Windows 10 users who are using the latest Intel Processors will soon receive Intel’s microcode updates that address the Spectre variant 2 attack. The “speculative execution side-channel attacks” which are broadly known as Meltdown and Spectre aren’t regular security vulnerabilities we are accustomed to.
Normally, a straightforward security update is sufficient to remove system vulnerabilities, however, repairing the flaws associated with Spectre requires a combination of hardware and software updates along with coordination for developers of security software. Incompatibilities within these updates can result in crashes and might even lead to data loss.
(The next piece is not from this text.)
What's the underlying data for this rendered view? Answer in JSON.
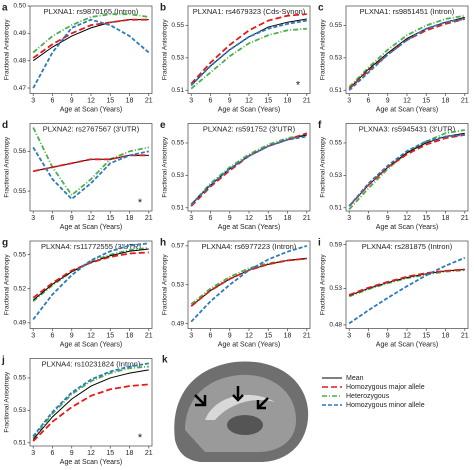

Now Intel has released some microcode updates that gives operating systems greater control and protection from this speculative execution. These updates mainly come via two distribution channels - one relying on the system firmware and the other through the operating system. For some reason, Microsoft and Windows had neglected to offer the latest Intel microcode updates through its drivers, but that changes now.
Microsoft will now list the Intel firmware updates in its Microsoft Update Catalog so that IT admins can distribute it to respective systems. Initially, Microsoft is only providing updates for Skylake systems, but more system firmware updates will be provided as they become available.
Furthermore, the company has stated that all future Windows updates will require the system to have compatible and updated antivirus software. The updates that deal with the Meltdown and Spectre flaws change the operating system in such a manner that certain incompatibilities may rise with some anti-viruses.
To avoid instances where the patch gets applied to a system with an incompatible antivirus program, the update and all subsequent ones will require a special registry key. This registry key created by the antivirus program will indicate its compatibility with the Meltdown and Spectre Fixes.
Now Windows 8.1, as well as Windows 10 systems, comes with an integrated antivirus which will set the key and enable the updates automatically. However, Windows 7 users will have to browse for suitable antivirus software to avail these patches. Furthermore, Microsoft has stated that incompatible antivirus programs, as well as systems devoid of any antivirus programs, will not be eligible for further Windows updates.